You have explored the architecture for a Verifiable Delay Function (VDF) that anchors digital proofs to physical events. This final section outlines key considerations for launching your system and suggests further areas for development.

Launching a production-ready VDF system requires careful planning beyond the core cryptographic protocol. First, establish a robust oracle network to feed the physical event data (e.g., sensor readings, satellite imagery hashes) into the smart contract. Decentralized oracle services like Chainlink or API3 can provide reliable, tamper-resistant data feeds. Second, you must decide on the VDF parameters: the delay time T and the security parameter λ. A longer delay increases security but reduces responsiveness; T is often set between 10 minutes and 1 day for physical event applications. The iterative function, typically a repeated squaring in a RSA group or class group, must be implemented in a performant, audited language like Rust or C++.

Security and trust minimization are paramount. Your implementation must guard against precomputation attacks by ensuring the input seed is unpredictable and publicly revealed only at the start of the delay period. Use a commit-reveal scheme or a randomness beacon like drand for this. Furthermore, the prover's hardware must be attestable to prove it executed the delay correctly without shortcuts. Projects like Supranational's sloth and Ethereum's VDF research provide critical insights into trusted hardware setups and economic incentives for honest participation. Always conduct a formal security audit before mainnet deployment.

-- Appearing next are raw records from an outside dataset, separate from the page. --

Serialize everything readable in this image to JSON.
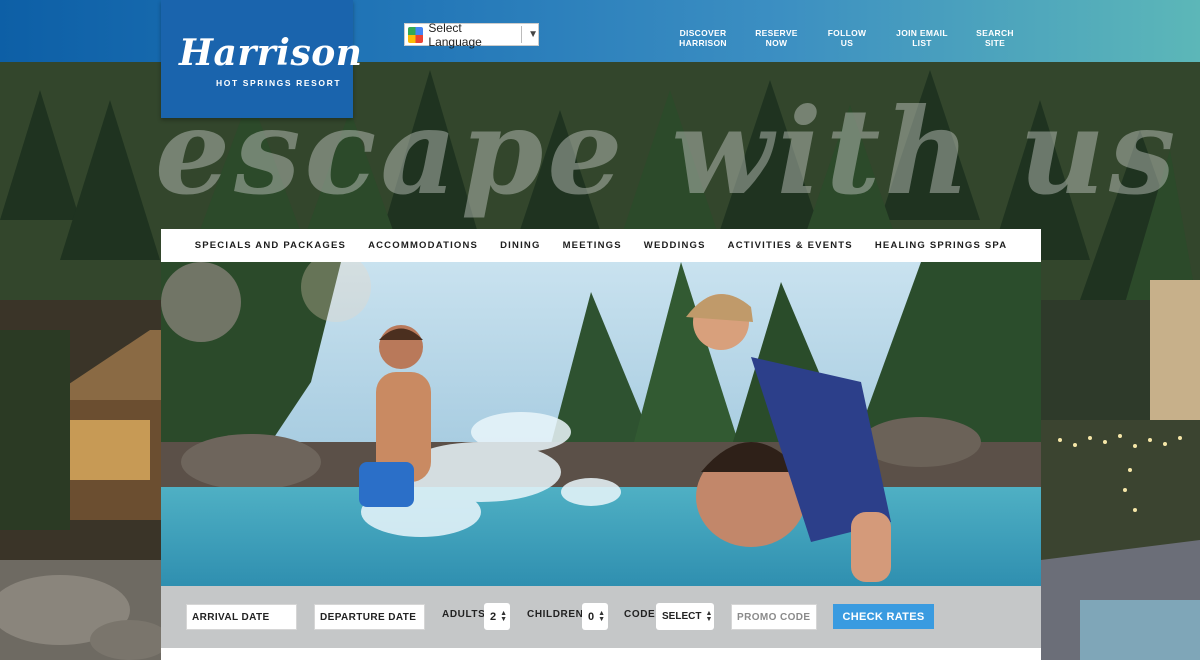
{
  "brand": {
    "name": "Harrison",
    "subtitle": "HOT SPRINGS RESORT"
  },
  "language": {
    "label": "Select Language",
    "icon": "google-translate-icon"
  },
  "topnav": [
    {
      "line1": "DISCOVER",
      "line2": "HARRISON"
    },
    {
      "line1": "RESERVE",
      "line2": "NOW"
    },
    {
      "line1": "FOLLOW",
      "line2": "US"
    },
    {
      "line1": "JOIN EMAIL",
      "line2": "LIST"
    },
    {
      "line1": "SEARCH",
      "line2": "SITE"
    }
  ],
  "tagline": "escape with us",
  "mainnav": [
    "SPECIALS AND PACKAGES",
    "ACCOMMODATIONS",
    "DINING",
    "MEETINGS",
    "WEDDINGS",
    "ACTIVITIES & EVENTS",
    "HEALING SPRINGS SPA"
  ],
  "booking": {
    "arrival_placeholder": "ARRIVAL DATE",
    "departure_placeholder": "DEPARTURE DATE",
    "adults_label": "ADULTS",
    "adults_value": "2",
    "children_label": "CHILDREN",
    "children_value": "0",
    "code_label": "CODE",
    "code_value": "SELECT",
    "promo_placeholder": "PROMO CODE",
    "check_rates": "CHECK RATES"
  },
  "colors": {
    "topbar_start": "#0d5fa6",
    "topbar_end": "#5cb7b8",
    "logo_bg": "#1a64ad",
    "button": "#3a9be0"
  }
}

For next steps, consider enhancing your system's capabilities. Explore batching multiple proofs to amortize gas costs on-chain. Investigate privacy-preserving VDFs using techniques like zero-knowledge proofs to keep the physical event data confidential while still proving its timing. You could also design slashing mechanisms within the smart contract to penalize provers who submit invalid proofs. To dive deeper, review the Chia Network's VDF implementation for a real-world example of compute-intensive VDFs, or study Eth2's use of VDFs for randomness generation. The field is evolving rapidly, with new constructions like Wesolowski's proof system improving verification efficiency.

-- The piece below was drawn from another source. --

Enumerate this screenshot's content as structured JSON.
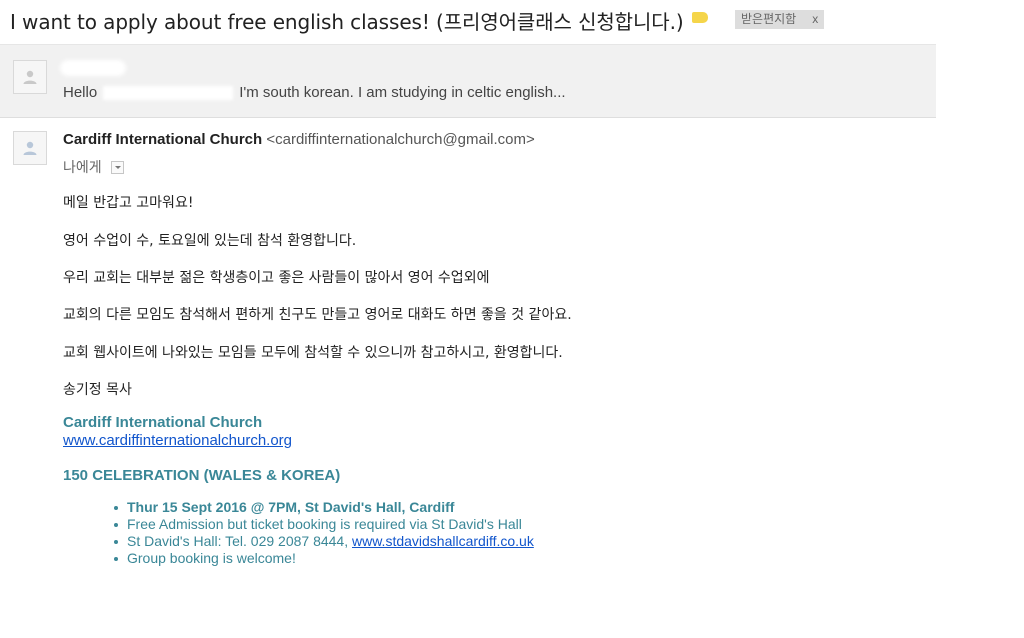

Finally, integrate your VDF with broader applications. It can serve as a decentralized timestamping service for supply chain logs, a fair ordering mechanism for cross-chain transactions, or a proof-of-sequential-work for consensus. Start with a testnet deployment on a network like Sepolia or Polygon Mumbai to simulate load and economic attacks. By carefully addressing these operational and cryptographic challenges, you can launch a VDF system that brings verifiable trust in time to the physical world.